IG Metall knüpft mögliche Staatshilfen für Opel an Bedingungen
Die IG Metall verlangt vor möglichen deutschen Staatshilfen für den angeschlagenen Autobauer Opel klare Zusagen des US-Mutterkonzerns General Motors (GM). "Staatliche Hilfen müssen an den Erhalt der Standorte, den Verzicht auf betriebsbedingte Kündigungen und eine klare Perspektive für die Werke gekoppelt werden", sagte IG Metall-Vizechef Detlef Wetzel der Essener WAZ-Gruppe (Freitagausgabe). "Eine Sanierung durch GM kann nicht gegen den Willen der Belegschaften und der IG Metall stattfinden", fügte Wetzel hinzu. Auch der Bochumer SPD-Bundestagsabgeordnete Axel Schäfer, Chef der NRW-Landesgruppe im Parlament, verlangte: "Es darf keine Bürgschaft oder Staatshilfe ohne Standortsicherung geben."

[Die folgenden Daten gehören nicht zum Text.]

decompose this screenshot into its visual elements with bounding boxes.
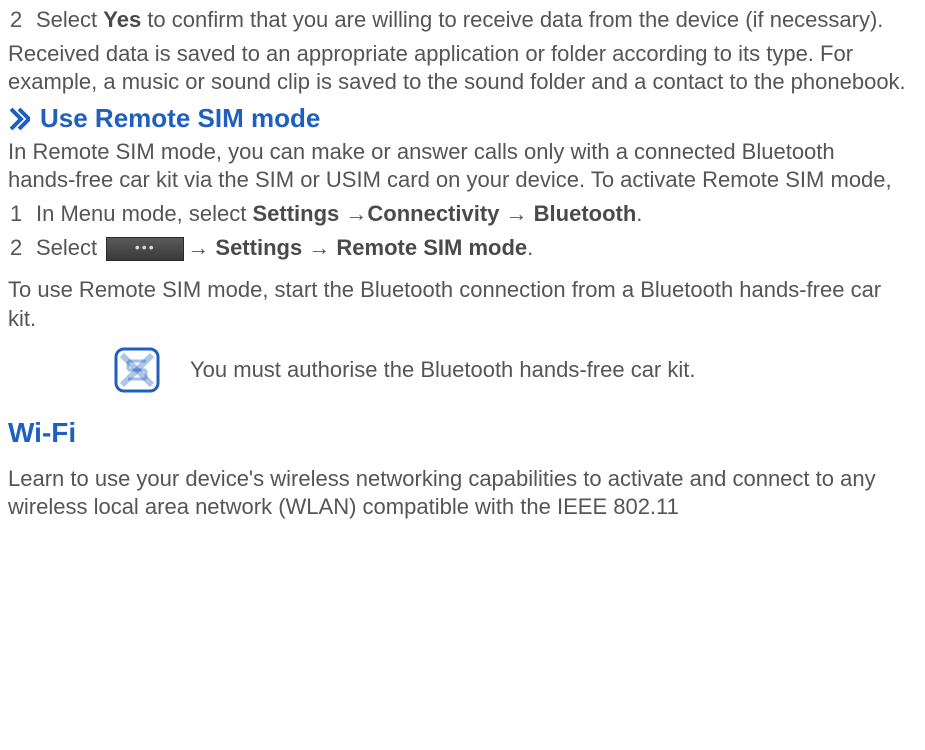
note-block: You must authorise the Bluetooth hands-f… <box>8 347 907 393</box>
paragraph-received-data: Received data is saved to an appropriate… <box>8 40 907 96</box>
step-text-pre: Select <box>36 235 103 260</box>
step-number: 1 <box>8 200 36 228</box>
step-text-pre: Select <box>36 7 103 32</box>
nav-path-bold: Bluetooth <box>534 201 637 226</box>
step-body: In Menu mode, select Settings →Connectiv… <box>36 200 907 228</box>
arrow-separator: → <box>187 235 215 260</box>
step-text-post: . <box>527 235 533 260</box>
nav-path-bold: Settings <box>215 235 302 260</box>
step-body: Select → Settings → Remote SIM mode. <box>36 234 907 262</box>
heading-remote-sim-text: Use Remote SIM mode <box>40 102 320 135</box>
note-text: You must authorise the Bluetooth hands-f… <box>190 356 695 384</box>
arrow-separator: → <box>499 201 533 226</box>
step-list-item: 1 In Menu mode, select Settings →Connect… <box>8 200 907 228</box>
step-text-post: to confirm that you are willing to recei… <box>141 7 883 32</box>
document-page: 2 Select Yes to confirm that you are wil… <box>0 0 925 521</box>
step-number: 2 <box>8 234 36 262</box>
section-heading-remote-sim: Use Remote SIM mode <box>8 102 907 135</box>
step-body: Select Yes to confirm that you are willi… <box>36 6 907 34</box>
step-number: 2 <box>8 6 36 34</box>
arrow-separator: → <box>302 235 336 260</box>
arrow-separator: → <box>339 201 367 226</box>
step-text-bold: Yes <box>103 7 141 32</box>
step-list-item: 2 Select → Settings → Remote SIM mode. <box>8 234 907 262</box>
info-note-icon <box>114 347 160 393</box>
options-button-icon <box>106 237 184 261</box>
paragraph-remote-sim-use: To use Remote SIM mode, start the Blueto… <box>8 276 907 332</box>
step-list-item: 2 Select Yes to confirm that you are wil… <box>8 6 907 34</box>
step-text-pre: In Menu mode, select <box>36 201 252 226</box>
chevron-right-icon <box>8 107 30 131</box>
heading-wifi: Wi-Fi <box>8 415 907 451</box>
paragraph-remote-sim-intro: In Remote SIM mode, you can make or answ… <box>8 138 907 194</box>
paragraph-wifi: Learn to use your device's wireless netw… <box>8 465 907 521</box>
nav-path-bold: Remote SIM mode <box>336 235 527 260</box>
nav-path-bold: Settings <box>252 201 339 226</box>
step-text-post: . <box>636 201 642 226</box>
nav-path-bold: Connectivity <box>367 201 499 226</box>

Autoexperte Ferdinand Dudenhöffer von der Universität Duisburg-Essen zeigte sich skeptisch, was die Zukunft von Opel im GM-Konzern angeht. "So weiterzumachen wie bisher, bedeutet für Opel ein Sterben auf Raten", sagte Dudenhöffer der WAZ. Ohne Staatshilfe werde GM "knallhart Werke schließen". Doch auch mögliche deutsche Steuergelder seien bei GM "schlecht angelegt", sagte Dudenhöffer. Experten warnen bei einer ungewissen Zukunft von Opel vor negativen Auswirkungen für deutsche Automobilzulieferer. "Es hängen einige tausend Arbeitsplätze auch bei Zulieferern am Opel-Standort Bochum. Auch um diese Jobs geht es", sagte Lothar Schneider vom Auto-Cluster NRW, einer Initiative der Landesregierung. Schneider warnte vor weiteren Insolvenzen bei Zulieferbetrieben.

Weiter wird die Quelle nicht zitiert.